I predicted that Notre Dame would beat Alabama in the 2013 BCS National Championship. There, I said. It feels good to get that off my chest.
The prediction is in print, it’s on video and it will never be erased. My call for a 21-20 game in Notre Dame’s favor is on the ol’ Internet for good. If you have rotten vegetables you want to throw at me—or perhaps an old refrigerator if you can lift it—now would be the time to toss in my direction.
Fair is fair.
Heading into this game, I thought the Notre Dame Fighting Irish would give the Alabama Crimson Tide a challenge on both sides of the ball. They didn’t. The 42-14 score says it all.
I thought Irish quarterback Everett Golson would handle the moment and be the X-factor Notre Dame needed. Although it wasn’t all his fault, he couldn’t get much of anything going throughout.
I thought Notre Dame’s impressive front seven would be able to handle the touted Alabama offensive line and keep running backs Eddie Lacy and T.J. Yeldon in check. This, more than anything, is where I missed, and Notre Dame looked like a different team defensively.
After giving up only two rushing touchdowns all season, Notre Dame gave up two on Monday night in the first 15 minutes and three seconds. In total, Brian Kelly’s impressive group gave up 529 yards. Yeldon and Lacy each went over 100 yards, and quarterback AJ McCarron flirted with perfection.
His 264 yards and four touchdowns led the way for Alabama, and on offense the team made it look easy. I watched McCarron struggle a bit down the stretch of the regular season and wondered how he’d handle this game and this defense. He answered that call emphatically.
Notre Dame did not.
For a team that rarely missed tackles during the regular season, the Irish looked like a shell of its regular-season self. The defensive line did what it could to cause havoc, but Alabama was that much better. Notre Dame had chances at stopping the running backs for a loss, but it couldn’t bring them down. Give Alabama credit for keeping these plays alive, of course, but this was not the defense I expected to see.
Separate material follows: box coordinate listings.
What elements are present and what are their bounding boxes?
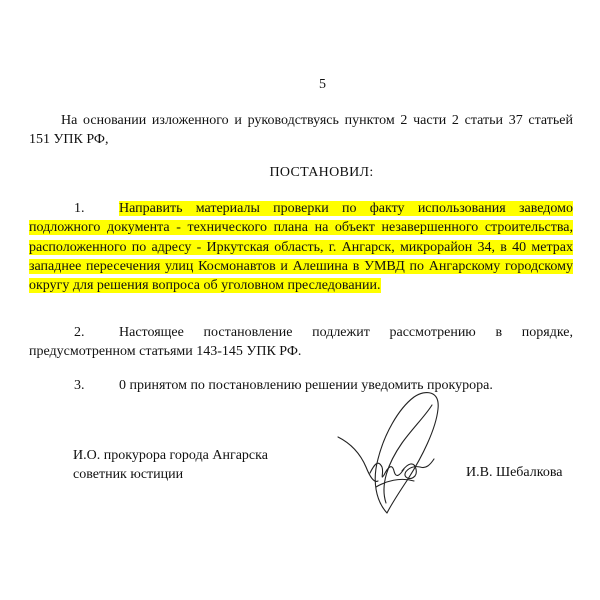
signatory-position-line2: советник юстиции	[73, 467, 184, 482]
handwritten-signature	[330, 385, 470, 525]
item-number: 2.	[74, 325, 85, 340]
signatory-position-line1: И.О. прокурора города Ангарска	[73, 448, 268, 463]
item-text: 0 принятом по постановлению решении уведомить прокурора.	[119, 378, 493, 393]
signatory-position	[73, 446, 268, 484]
list-item-3	[29, 376, 573, 395]
highlighted-item-text: Направить материалы проверки по факту использования заведомо подложного документа - технического плана на объект незавершенного строительства, расположенного по адресу - Иркутская область, г. Ангарск, микрорайон 34, в 40 метрах западнее пересечения улиц Космонавтов и Алешина в УМВД по Ангарскому городскому округу для решения вопроса об уголовном преследовании.	[29, 201, 573, 294]
item-number: 3.	[74, 378, 85, 393]
list-item-1	[29, 199, 573, 295]
decision-heading: ПОСТАНОВИЛ:	[269, 165, 374, 180]
page-number: 5	[319, 77, 326, 92]
item-number: 1.	[74, 201, 85, 216]
list-item-2	[29, 323, 573, 362]
item-text: Настоящее постановление подлежит рассмотрению в порядке, предусмотренном статьями 143-145 УПК РФ.	[29, 325, 573, 360]
signatory-name: И.В. Шебалкова	[466, 465, 563, 480]
intro-paragraph: На основании изложенного и руководствуясь пунктом 2 части 2 статьи 37 статьей 151 УПК РФ,	[29, 113, 573, 147]
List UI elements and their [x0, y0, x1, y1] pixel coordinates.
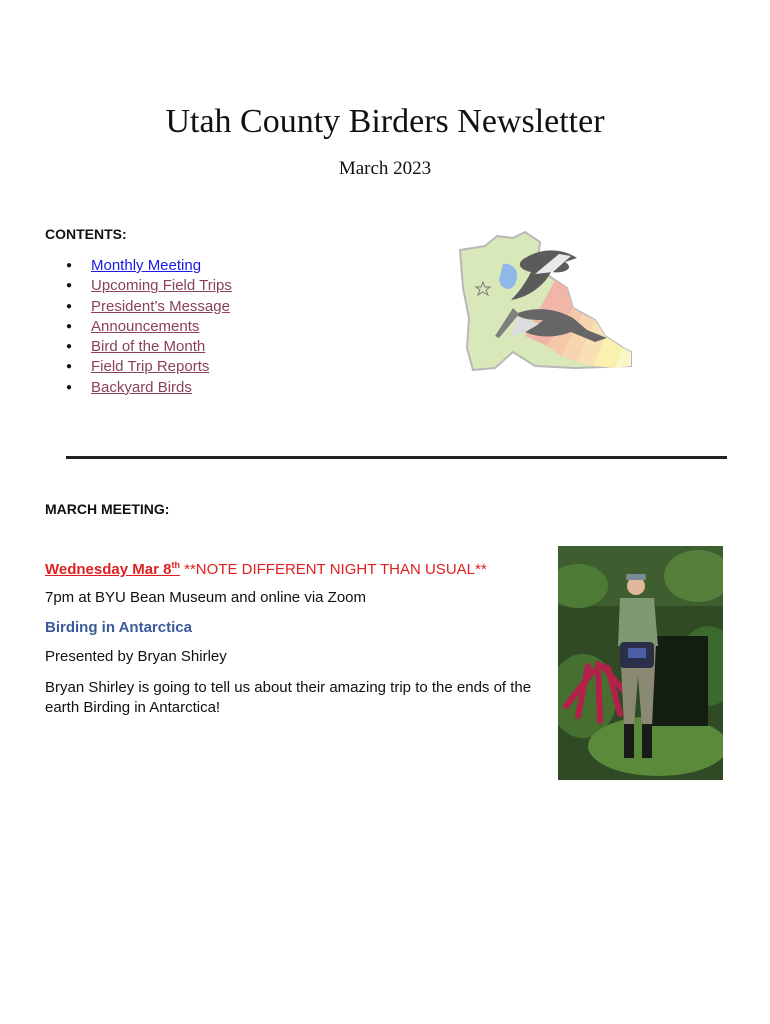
talk-title: Birding in Antarctica	[45, 619, 192, 636]
meeting-location: 7pm at BYU Bean Museum and online via Zoom	[45, 589, 366, 606]
link-backyard-birds[interactable]: Backyard Birds	[91, 378, 192, 396]
bullet-icon: ●	[66, 300, 73, 312]
contents-list	[66, 256, 232, 398]
bullet-icon: ●	[66, 361, 73, 373]
bullet-icon: ●	[66, 260, 73, 271]
bullet-icon: ●	[66, 280, 73, 292]
contents-item-field-trip-reports	[66, 357, 232, 377]
newsletter-title: Utah County Birders Newsletter	[165, 103, 605, 140]
contents-item-announcements	[66, 317, 232, 337]
talk-description: Bryan Shirley is going to tell us about their amazing trip to the ends of the earth Birding in Antarctica!	[45, 679, 532, 716]
presenter-photo	[558, 546, 723, 780]
contents-heading: CONTENTS:	[45, 226, 127, 242]
contents-item-field-trips	[66, 276, 232, 296]
link-monthly-meeting[interactable]: Monthly Meeting	[91, 257, 202, 274]
contents-item-presidents-message	[66, 297, 232, 317]
link-presidents-message[interactable]: President’s Message	[91, 297, 230, 315]
contents-item-backyard-birds	[66, 378, 232, 398]
bullet-icon: ●	[66, 320, 73, 332]
meeting-date-line	[45, 560, 487, 578]
contents-item-bird-of-month	[66, 337, 232, 357]
link-field-trip-reports[interactable]: Field Trip Reports	[91, 358, 210, 376]
section-divider	[66, 456, 727, 459]
meeting-heading: MARCH MEETING:	[45, 501, 170, 517]
bullet-icon: ●	[66, 341, 73, 353]
bullet-icon: ●	[66, 381, 73, 393]
presenter: Presented by Bryan Shirley	[45, 648, 227, 665]
contents-item-monthly-meeting	[66, 256, 232, 276]
utah-county-birders-logo	[455, 228, 637, 374]
link-bird-of-the-month[interactable]: Bird of the Month	[91, 338, 206, 356]
link-announcements[interactable]: Announcements	[91, 317, 200, 335]
meeting-date: Wednesday Mar 8th	[45, 560, 180, 578]
link-upcoming-field-trips[interactable]: Upcoming Field Trips	[91, 277, 232, 295]
newsletter-date: March 2023	[338, 158, 432, 179]
meeting-note: **NOTE DIFFERENT NIGHT THAN USUAL**	[179, 561, 487, 578]
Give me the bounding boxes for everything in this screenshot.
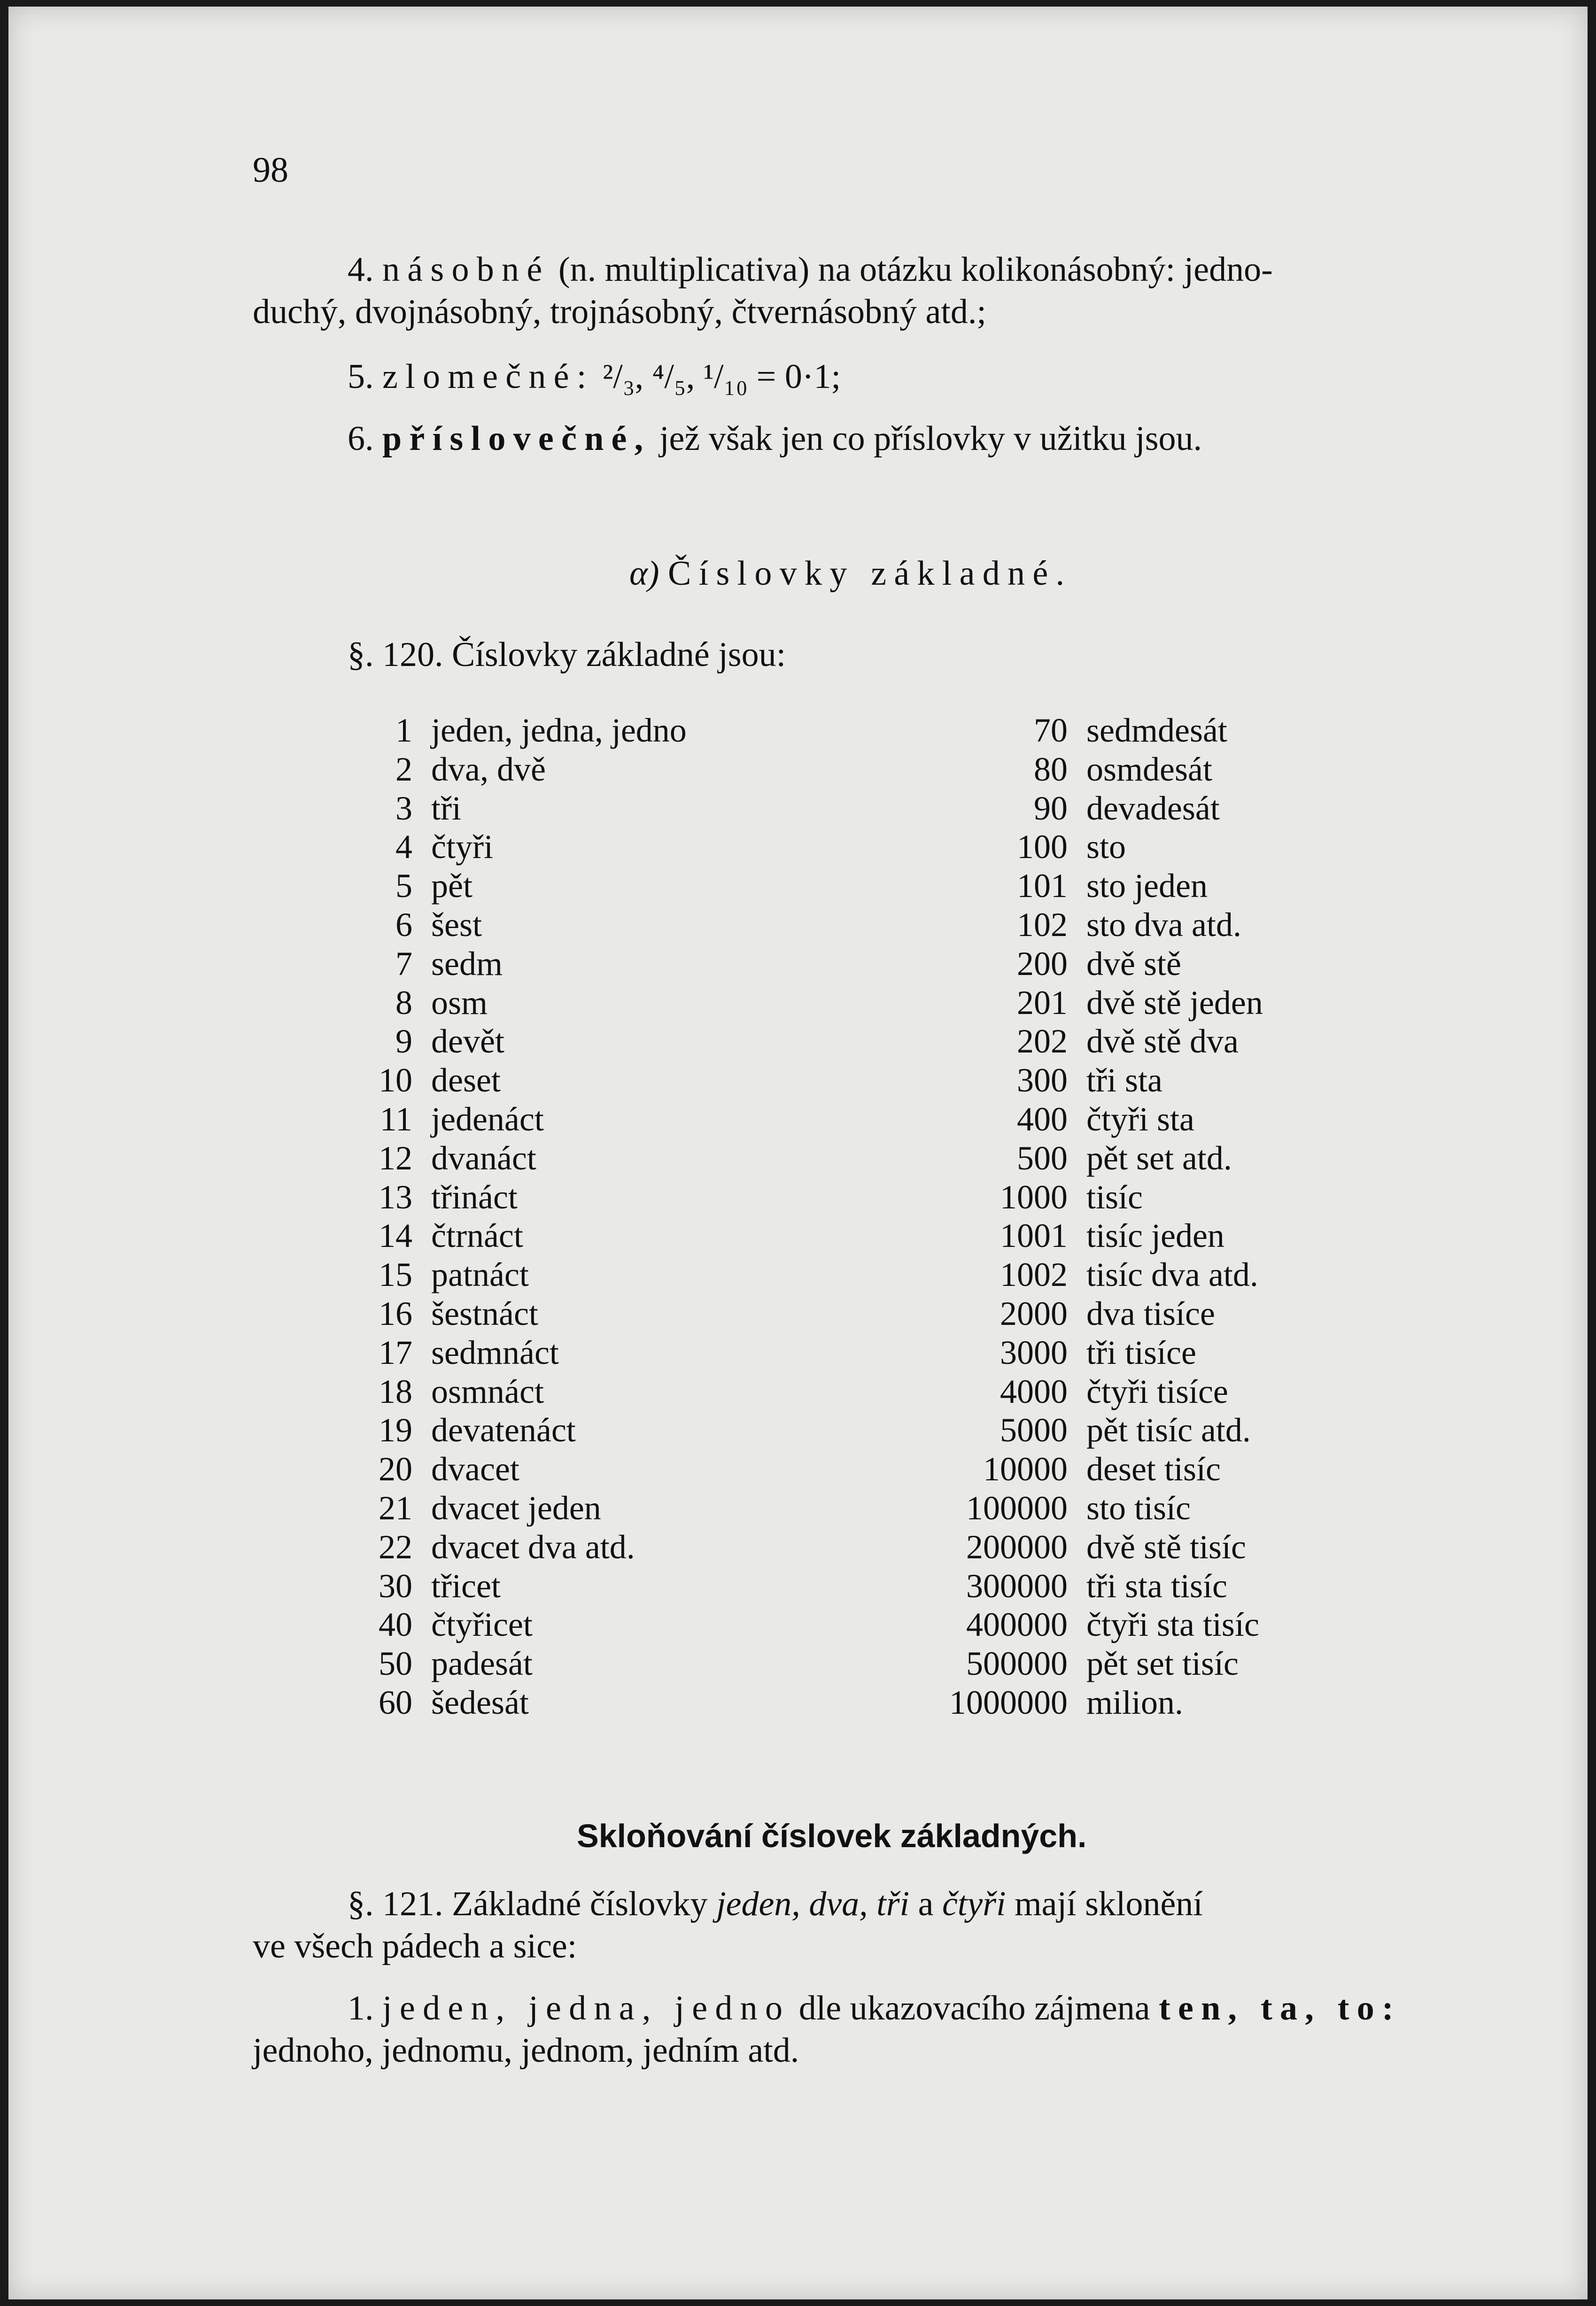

On offense, Notre Dame mustered up just 32 yards rushing on 19 carries. The Fighting Irish were one-dimensional from the start, and they had to stay one-dimensional after getting down a quick 21 points as the second quarter started.
The offensive line struggled at times, and Everett Golson never looked comfortable. He ended up throwing for 270 yards, but much of this production came when it was too late. And really it was too late far too early.
Notre Dame was overpowered and overmatched. The team, to be quite honest, looked like it didn’t belong. That’s not to say that the Fighting Irish didn’t deserve to be there, of course, but the gap in talent was apparent early on. This was ugly. This…was not the Notre Dame victory I predicted to say the least.
Looking back on the season, perhaps I should have gone with my first impression.
After Alabama dismantled Michigan 41-14 in the first week of the season, I left more than impressed with the Tide. In fact, my headline said it all.
A full college football season later, and here we are. The scores from the opener and closer are nearly identical, and I assume Nick Saban simply added on one point for style.
Crimson Tide football is indeed No. 1. The path to get there didn’t always go as planned, but it never does. Alabama is once again the proud owners of a crystal football, a spot the Crimson Tide have become quite familiar with.
This year’s team had a much different feel, and I had my doubts on how it would match up with Notre Dame. To win, however, I still said that Notre Dame would have to play its best game of the season—something I thought the Fighting Irish were more than capable of.
They played their worst.
Give credit to Alabama for doing what it does best. Physically dominating you until you want to tap out. That moment came early on for Notre Dame and also my prediction.
If you have any more rotten vegetables handy, you know what to do.